Sepuluh

390 48 3
                                    

Suasana di dapur kini heboh dengan celetukan Bu Rini yang menggoda Hana karena tak pernah lagi dimarahi Sabda. Dan Hana yang semakin malu hanya bisa tersenyum canggung dengan rona merah yang tak jua hilang dari kedua pipinya.

"Dulu, Ibu juga sering di omelin Mas Sabda, ada saja yang salah dan ndak benar di matanya. Tapi Ibu tetap sabar ndak mau ambil hati, sampai akhirnya Mas Sabda mulai melunak dan ndak pernah marah - marah lagi, malah sekarang Ibu dianggap seperti Ibunya sendiri."

Gerakan Hana yang sedang menghias kue terhenti, ada hal yang membuatnya penasaran setelah mendengar ucapan Bu Rini barusan. Ia menatap wajah wanita paruh baya yang terlihat bahagia di sampingnya ini.

"Ibu, Pak Sabda pernah cerita apa aja sama Ibu, hmm maksudnya tentang keluarganya mungkin?" Tanya Hana hati - hati. Bagaimanapun juga, membicarakan tentang masa lalu majikan sendiri bukanlah sesuatu yang pantas dan layak untuk ditanyakan.

Hana memperhatikan Bu Rini yang tersenyum tapi tak jua menjawab pertanyaannya, membuatnya menjadi sungkan karena sadar terlalu lancang untuk mengorek kehidupan pribadi majikannya itu.

"Ndak banyak yang Ibu tahu, karena Mas Sabda orangnya sangat tertutup. Ibu cuma tahu Mas Sabda itu ndak akur sama keluarganya, tapi ya ndak tahu masalahnya apa. Ibu cuma tahu kalau bertahun tahun Mas Sabda itu hidup sendirian di Surabaya tanpa pernah ketemu keluarganya, kecuali dua hari yang lalu."

Hana menganggukkan kepalanya dan memilih tetap diam ketika menyadari wanita di sampingnya ini belum selesai dengan ucapannya.

"Hidup Mas Sabda itu terlalu hening, banyak yang takut sama dia, padahal orangnya baik sekali. Walaupun kelihatan angkuh, tapi baiknya luar biasa, tapi ya itu kita harus sabar sampai hatinya melunak. Di dunia ini kan ndak ada sifat yang sempurna, iya kan Mbak?"

Hana tertegun sejenak sebelum kembali mengangguk, ada rasa di hatinya yang terasa sakit mendengar perkataan Bu Rini. Ada rasa yang tak ia sukai karena membayangkan bagaimana di luaran sana orang - orang memandang seorang Sabda. Tapi rasanya tak perlu membayangkan orang lain, karena ia pun pernah berada di posisi membenci lelaki itu.
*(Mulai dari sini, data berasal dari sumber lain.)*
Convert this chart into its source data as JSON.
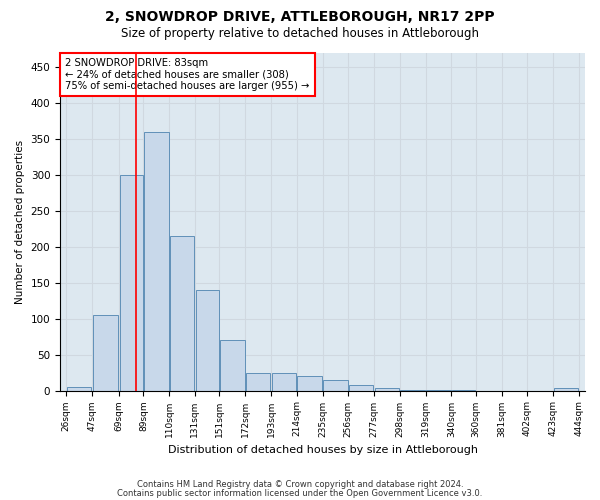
{
  "title": "2, SNOWDROP DRIVE, ATTLEBOROUGH, NR17 2PP",
  "subtitle": "Size of property relative to detached houses in Attleborough",
  "xlabel": "Distribution of detached houses by size in Attleborough",
  "ylabel": "Number of detached properties",
  "footer1": "Contains HM Land Registry data © Crown copyright and database right 2024.",
  "footer2": "Contains public sector information licensed under the Open Government Licence v3.0.",
  "bin_edges": [
    26,
    47,
    69,
    89,
    110,
    131,
    151,
    172,
    193,
    214,
    235,
    256,
    277,
    298,
    319,
    340,
    360,
    381,
    402,
    423,
    444
  ],
  "bar_heights": [
    5,
    105,
    300,
    360,
    215,
    140,
    70,
    25,
    25,
    20,
    15,
    8,
    3,
    1,
    1,
    1,
    0,
    0,
    0,
    3
  ],
  "bar_color": "#c8d8ea",
  "bar_edge_color": "#6090b8",
  "property_size": 83,
  "annotation_text1": "2 SNOWDROP DRIVE: 83sqm",
  "annotation_text2": "← 24% of detached houses are smaller (308)",
  "annotation_text3": "75% of semi-detached houses are larger (955) →",
  "red_line_x": 83,
  "ylim": [
    0,
    470
  ],
  "yticks": [
    0,
    50,
    100,
    150,
    200,
    250,
    300,
    350,
    400,
    450
  ],
  "grid_color": "#d0d8e0",
  "bg_color": "#dde8f0"
}
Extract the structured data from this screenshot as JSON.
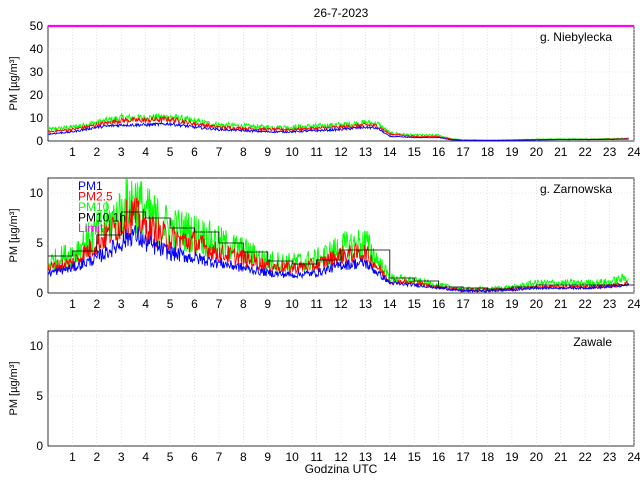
{
  "title": "26-7-2023",
  "xlabel": "Godzina UTC",
  "ylabel": "PM [µg/m³]",
  "x_ticks": [
    1,
    2,
    3,
    4,
    5,
    6,
    7,
    8,
    9,
    10,
    11,
    12,
    13,
    14,
    15,
    16,
    17,
    18,
    19,
    20,
    21,
    22,
    23,
    24
  ],
  "colors": {
    "pm1": "#0000ff",
    "pm25": "#ff0000",
    "pm10": "#00ff00",
    "hourly": "#000000",
    "limit": "#ff00ff"
  },
  "chart_data": [
    {
      "type": "line",
      "station": "g. Niebylecka",
      "xlim": [
        0,
        24
      ],
      "ylim": [
        0,
        50
      ],
      "y_ticks": [
        0,
        10,
        20,
        30,
        40,
        50
      ],
      "limit_value": 50,
      "series": [
        {
          "name": "PM1",
          "key": "pm1",
          "x": [
            0,
            1,
            2,
            3,
            4,
            5,
            6,
            7,
            8,
            9,
            10,
            11,
            12,
            13,
            13.5,
            14,
            15,
            16,
            16.5,
            17,
            18,
            19,
            20,
            21,
            22,
            23,
            23.8
          ],
          "values": [
            3,
            4,
            6,
            7,
            7,
            7.5,
            6,
            5,
            4.5,
            4,
            4,
            4.5,
            5,
            6,
            5.5,
            2,
            1.5,
            1.5,
            0.5,
            0.3,
            0.2,
            0.3,
            0.5,
            0.6,
            0.6,
            0.7,
            0.8
          ]
        },
        {
          "name": "PM2.5",
          "key": "pm25",
          "x": [
            0,
            1,
            2,
            3,
            4,
            5,
            6,
            7,
            8,
            9,
            10,
            11,
            12,
            13,
            13.5,
            14,
            15,
            16,
            16.5,
            17,
            18,
            19,
            20,
            21,
            22,
            23,
            23.8
          ],
          "values": [
            4,
            5,
            7,
            9,
            9,
            9.5,
            7.5,
            6,
            5.5,
            5,
            5,
            5.5,
            6,
            7,
            6.5,
            3,
            2,
            2,
            0.8,
            0.4,
            0.3,
            0.4,
            0.6,
            0.7,
            0.7,
            0.8,
            1
          ]
        },
        {
          "name": "PM10",
          "key": "pm10",
          "x": [
            0,
            1,
            2,
            3,
            4,
            5,
            6,
            7,
            8,
            9,
            10,
            11,
            12,
            13,
            13.5,
            14,
            15,
            16,
            16.5,
            17,
            18,
            19,
            20,
            21,
            22,
            23,
            23.8
          ],
          "values": [
            5,
            6,
            8,
            10,
            10,
            10.5,
            8.5,
            7,
            6.5,
            6,
            6,
            6.5,
            7,
            8,
            7.5,
            3.5,
            2.5,
            2.5,
            1,
            0.5,
            0.4,
            0.5,
            0.8,
            0.9,
            0.9,
            1,
            1.2
          ]
        }
      ]
    },
    {
      "type": "line",
      "station": "g. Zarnowska",
      "xlim": [
        0,
        24
      ],
      "ylim": [
        0,
        11.5
      ],
      "y_ticks": [
        0,
        5,
        10
      ],
      "legend": [
        "PM1",
        "PM2.5",
        "PM10",
        "PM10 1h",
        "Limit"
      ],
      "series": [
        {
          "name": "PM1",
          "key": "pm1",
          "x": [
            0,
            1,
            2,
            3,
            3.5,
            4,
            5,
            6,
            7,
            8,
            9,
            10,
            11,
            12,
            13,
            14,
            15,
            16,
            17,
            18,
            19,
            20,
            21,
            22,
            23,
            23.8
          ],
          "values": [
            2,
            2.5,
            3.5,
            5,
            6,
            5,
            4,
            3.5,
            3,
            2.5,
            2,
            1.8,
            2,
            2.8,
            3,
            1,
            0.8,
            0.5,
            0.2,
            0.2,
            0.3,
            0.5,
            0.5,
            0.5,
            0.6,
            0.8
          ]
        },
        {
          "name": "PM2.5",
          "key": "pm25",
          "x": [
            0,
            1,
            2,
            3,
            3.5,
            4,
            5,
            6,
            7,
            8,
            9,
            10,
            11,
            12,
            13,
            14,
            15,
            16,
            17,
            18,
            19,
            20,
            21,
            22,
            23,
            23.8
          ],
          "values": [
            2.5,
            3,
            5,
            7,
            8,
            6.5,
            5.5,
            5,
            4,
            3.5,
            2.7,
            2.5,
            2.8,
            3.8,
            4,
            1.2,
            1,
            0.6,
            0.3,
            0.3,
            0.4,
            0.6,
            0.6,
            0.6,
            0.7,
            1
          ]
        },
        {
          "name": "PM10",
          "key": "pm10",
          "x": [
            0,
            1,
            2,
            3,
            3.5,
            4,
            5,
            6,
            7,
            8,
            9,
            10,
            11,
            12,
            13,
            14,
            15,
            16,
            17,
            18,
            19,
            20,
            21,
            22,
            23,
            23.8
          ],
          "values": [
            3,
            4,
            6,
            8,
            9.5,
            8,
            6.5,
            6,
            5,
            4.2,
            3.2,
            3,
            3.3,
            4.5,
            5,
            1.5,
            1.2,
            0.8,
            0.4,
            0.4,
            0.6,
            1,
            1,
            1,
            1.1,
            1.6
          ]
        },
        {
          "name": "PM10 1h",
          "key": "hourly",
          "step": true,
          "x": [
            0,
            1,
            2,
            3,
            4,
            5,
            6,
            7,
            8,
            9,
            10,
            11,
            12,
            13,
            14,
            15,
            16,
            17,
            18,
            19,
            20,
            21,
            22,
            23,
            24
          ],
          "values": [
            3.7,
            4.2,
            5.8,
            8.1,
            7.5,
            6.5,
            6.1,
            5,
            4.1,
            3.2,
            2.9,
            3.3,
            4.3,
            4.3,
            1.5,
            1.2,
            0.6,
            0.5,
            0.4,
            0.6,
            0.8,
            0.8,
            0.8,
            0.8,
            0.8
          ]
        }
      ]
    },
    {
      "type": "line",
      "station": "Zawale",
      "xlim": [
        0,
        24
      ],
      "ylim": [
        0,
        11.5
      ],
      "y_ticks": [
        0,
        5,
        10
      ],
      "series": []
    }
  ]
}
Dan sekarang, apakah ia masih membenci?

"Wah, Mbak Hana pintar sekali bikin kue, Mas Sabda pasti doyan iki sama kuenya."

"Semoga aja, Bu." Ucap Hana tersipu malu.

Membayangkan ekspresi lelaki menyebalkan yang hari ini berulang tahun, membuatnya tanpa sadar tersenyum. Iya, tepat hari ini Sabda berusia dua puluh enam tahun, dan Hana baru mengetahui itu beberapa jam yang lalu. Membuatnya terkekeh ketika menyadari panggilannya kepada lelaki itu. 

"Tadi Mas Sabda bilangnya mau ke mana, Mbak?"

"Cuma bilang mau ketemu seseorang aja, Bu."

"Tapi hari ini pulang kan?"

Hana dengan cepat mengangguk, Sabda mengatakan hanya keluar sebentar. Lelaki itu memang mengetahui kalau Hana dan Bu Rini menyiapkan sesuatu untuknya, dan ia tak marah sama sekali bahkan mengatakan ingin mencicipi kue yang secara khusus dibuatkan Hana. 

Senyuman Hana kembali merekah, ia sungguh tak menyangka lelaki itu akan bersikap ramah kepadanya. Sungguh majikan yang menjelma menjadi baik dan perhatian, membuatnya dengan cepat mencabut rasa tak sukanya kepada tuannya itu.

***

Entah berapa kali Hana menguap dan menghapus bulir air mata yang jatuh karena menahan kantuk. Ia sangat mengantuk tapi sekuat tenaga ia tahan karena menunggu Sabda yang  tak jua datang.

Helaan napasnya terdengar ketika melihat jam yang semakin bergeser melewati angka dua belas malam, Menandakan hari sudah berganti. Rasa kecewa itu tak bisa ia tepis, dengan semangat yang semakin menipis. Dan ia kembali mengingat, apakah Sabda mengatakan ingin menginap dan tak pulang?